Program Overview

The 5-year-old Host Genetics and Prion Disease program (HGPD) concentrates on the infectious agents and host responses of Transmissible Spongiform Encephalopathies (TSEs, also known as prion diseases). TSEs comprise a number of lethal transmissible neurodegenerative conditions affecting both humans (Creutzfeldt-Jakob disease) and animals (bovine spongiform encephalopathy, BSE, in cattle; scrapie in sheep and goats; and chronic wasting disease, CWD, in deer and elk). These rare diseases are widely believed to be caused by unconventional, virus-like infective agents composed largely or entirely of a misshapen host protein.

The diseases themselves are characterized by:

• possible recurrent spontaneous origin, via misfolding of a normal host protein;

• long asymptomatic incubation periods (years to decades); wholly intractable clinical course;

• uniformly fatal outcome;

• lack of antemortem, especially preclinical, diagnostic tests;

• sporadic, heritable and infectious forms with overlapping features;

• many affected farmed species – sheep, cattle, goats, elk, deer;

• endemic persistence – no TSE has ever been conclusively eradicated, even locally; and

• worldwide shortage of scientific and technical expertise.

Given the unparalleled challenges posed by the characteristics of these difficult infectious agents, to protect the health of Canadians it is crucial to carry out timely, expert, comprehensive national surveillance on all forms of human and animal TSEs, to investigate promptly, and to act quickly and decisively in a coordinated way among local, provincial and federal jurisdictions as cases arise, and ultimately to eradicate the diseases wherever possible. HGPD is playing an increasingly important role in the national capability for timely detection, aggressive risk management, and advanced research for both conventional and novel forms of TSE (e.g. variant Creutzfeldt-Jakob disease) which pose threats to the health of Canadians. Activities include:

• providing scientific and technical support to the Public Health Agency of Canada's national CJD Surveillance System, including special investigations in connection with particular cases;

• conducting original research on biological mechanisms of TSEs;

• developing new methodologies to detect, monitor and characterize TSEs;

• investigating the unconventional infectious agents of TSEs;

• collaborating with the Canadian Food Inspection Agency on animal TSE initiatives; and

• providing training, education and outreach to professionals and the public.

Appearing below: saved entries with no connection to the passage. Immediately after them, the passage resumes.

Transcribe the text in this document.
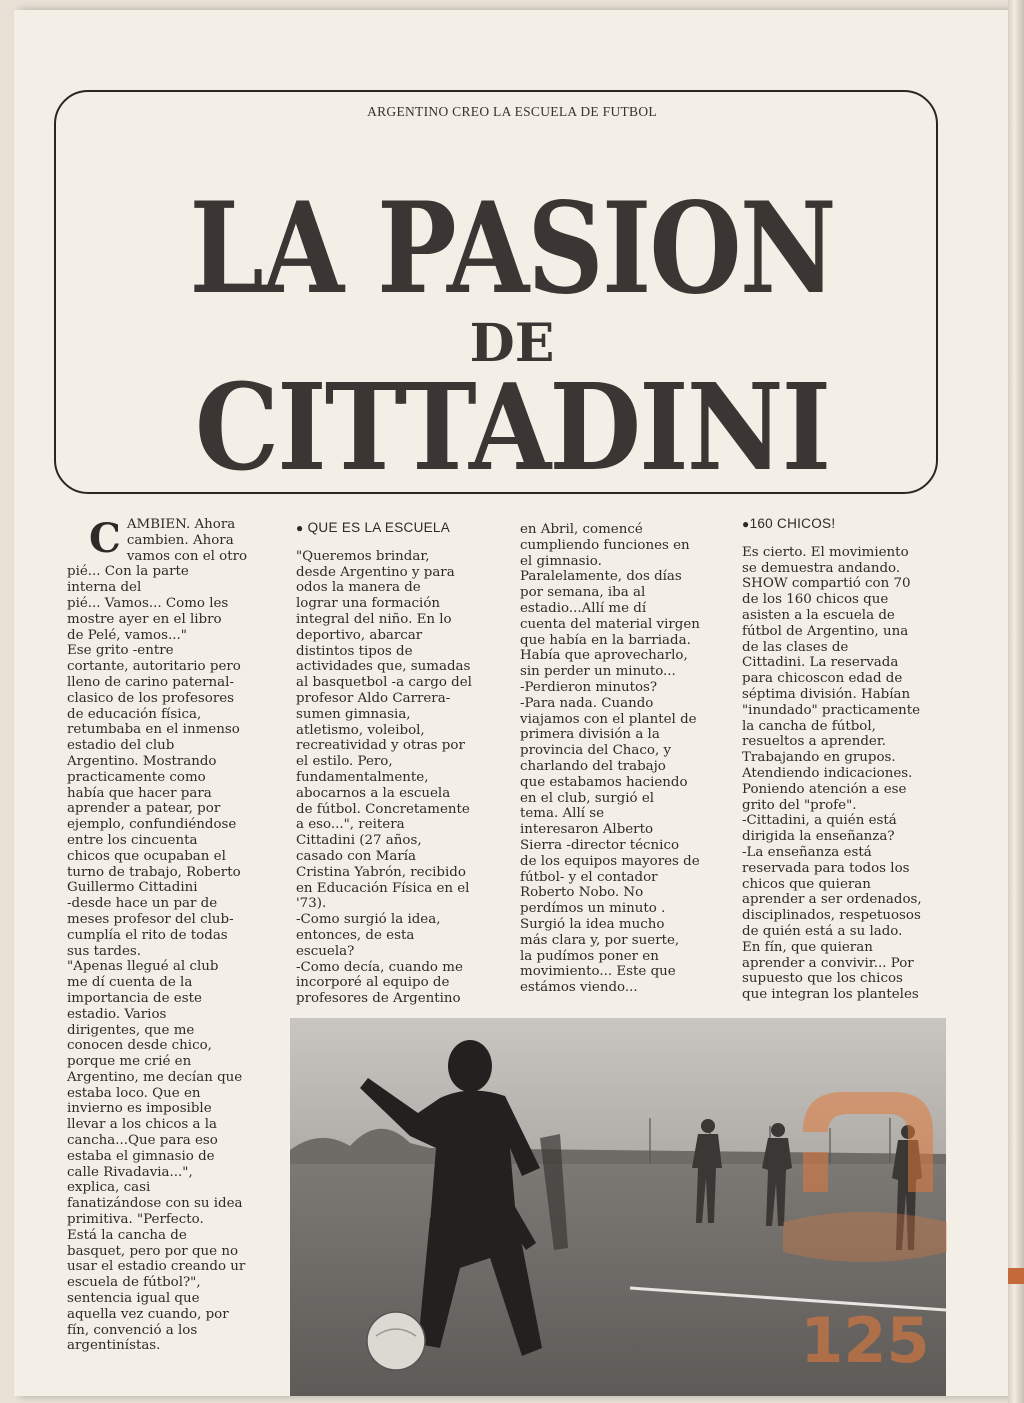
ARGENTINO CREO LA ESCUELA DE FUTBOL
LA PASION
DE
CITTADINI
CAMBIEN. Ahora
cambien. Ahora
vamos con el otro
pié... Con la parte
interna del
pié... Vamos... Como les
mostre ayer en el libro
de Pelé, vamos..."
Ese grito -entre
cortante, autoritario pero
lleno de carino paternal-
clasico de los profesores
de educación física,
retumbaba en el inmenso
estadio del club
Argentino. Mostrando
practicamente como
había que hacer para
aprender a patear, por
ejemplo, confundiéndose
entre los cincuenta
chicos que ocupaban el
turno de trabajo, Roberto
Guillermo Cittadini
-desde hace un par de
meses profesor del club-
cumplía el rito de todas
sus tardes.
"Apenas llegué al club
me dí cuenta de la
importancia de este
estadio. Varios
dirigentes, que me
conocen desde chico,
porque me crié en
Argentino, me decían que
estaba loco. Que en
invierno es imposible
llevar a los chicos a la
cancha...Que para eso
estaba el gimnasio de
calle Rivadavia...",
explica, casi
fanatizándose con su idea
primitiva. "Perfecto.
Está la cancha de
basquet, pero por que no
usar el estadio creando ur
escuela de fútbol?",
sentencia igual que
aquella vez cuando, por
fín, convenció a los
argentinístas.
● QUE ES LA ESCUELA
"Queremos brindar,
desde Argentino y para
odos la manera de
lograr una formación
integral del niño. En lo
deportivo, abarcar
distintos tipos de
actividades que, sumadas
al basquetbol -a cargo del
profesor Aldo Carrera-
sumen gimnasia,
atletismo, voleibol,
recreatividad y otras por
el estilo. Pero,
fundamentalmente,
abocarnos a la escuela
de fútbol. Concretamente
a eso...", reitera
Cittadini (27 años,
casado con María
Cristina Yabrón, recibido
en Educación Física en el
'73).
-Como surgió la idea,
entonces, de esta
escuela?
-Como decía, cuando me
incorporé al equipo de
profesores de Argentino
en Abril, comencé
cumpliendo funciones en
el gimnasio.
Paralelamente, dos días
por semana, iba al
estadio...Allí me dí
cuenta del material virgen
que había en la barriada.
Había que aprovecharlo,
sin perder un minuto...
-Perdieron minutos?
-Para nada. Cuando
viajamos con el plantel de
primera división a la
provincia del Chaco, y
charlando del trabajo
que estabamos haciendo
en el club, surgió el
tema. Allí se
interesaron Alberto
Sierra -director técnico
de los equipos mayores de
fútbol- y el contador
Roberto Nobo. No
perdímos un minuto .
Surgió la idea mucho
más clara y, por suerte,
la pudímos poner en
movimiento... Este que
estámos viendo...
●160 CHICOS!
Es cierto. El movimiento
se demuestra andando.
SHOW compartió con 70
de los 160 chicos que
asisten a la escuela de
fútbol de Argentino, una
de las clases de
Cittadini. La reservada
para chicoscon edad de
séptima división. Habían
"inundado" practicamente
la cancha de fútbol,
resueltos a aprender.
Trabajando en grupos.
Atendiendo indicaciones.
Poniendo atención a ese
grito del "profe".
-Cittadini, a quién está
dirigida la enseñanza?
-La enseñanza está
reservada para todos los
chicos que quieran
aprender a ser ordenados,
disciplinados, respetuosos
de quién está a su lado.
En fín, que quieran
aprender a convivir... Por
supuesto que los chicos
que integran los planteles
125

Through these activities, HGPD plays a critical role in ensuring Canada’s ability to prepare for and respond to actual and potential biological threats posed by TSEs, as demonstrated during the recent BSE situation in Alberta in which HGPD contributed its expertise in molecular genetics, biochemistry and histopathology to the investigation. Another example was the laboratory investigation and confirmation of Canada's first case of vCJD in summer 2002, which allowed Health Canada to collaborate with local and provincial health authorities in a timely manner to minimize secondary exposure of patients to instruments used on the vCJD patient, and to communicate quickly and authoritatively with Canadians on the issue.

A key driver of HGPD's program strategy is the fact that TSEs are fundamentally poorly understood with respect to the molecular nature and adaptive potential of the infectious agent, mechanisms and natural history of disease, and determinants of host susceptibility to infection. As a result, reliable tests to determine the presence of infection, and to differentiate between agent strains in order to trace chains of transmission and follow secular trends in the pathogen population, capabilities that most public-health microbiologists take for granted, for TSEs remain elusive. The knowledge and experience generated from HGPD's research endeavours will be used for example to:

• improve early detection and response in cases or outbreaks of emerging TSEs;

• enhance strategies for "real-time" TSE surveillance, prevention and control;

• understand the nature and magnitude of risks to human health from animal TSEs;

• develop disease risk-management guidelines;

• improve and provide reference support for laboratory technologies to investigate TSEs;

• discriminate among disease variants, including potentially novel forms;

• evaluate host susceptibility and resistance;

• inform regulatory and policy decisions on safety of biologically derived therapeutics; and

• provide scientific background to evaluate candidate TSE therapies.

As a side benefit of its advanced technical approaches to TSEs and its focus on the host term in the infectious disease equation, HGPD has made important pioneering contributions to science and technology capacity at the National Microbiology Laboratory. For example, HGPD has developed microarray technology and other methods of molecular screening to measure host responses to infection at the cellular level. These genomic and proteomic methodologies have immense potential for understanding many diseases, including not only infections as conventionally understood, but also unconventional pathogens such as those of TSEs, and more subtle phenomena such as chronic diseases with infectious risk factors. The program has also

• contributed key elements of bioinformatics infrastructure and expertise to NML,

• works expertly with the genetics of humans,

• and has developed a National Biorepository capable of handling and securely storing human clinical sample collections for research and reference purposes.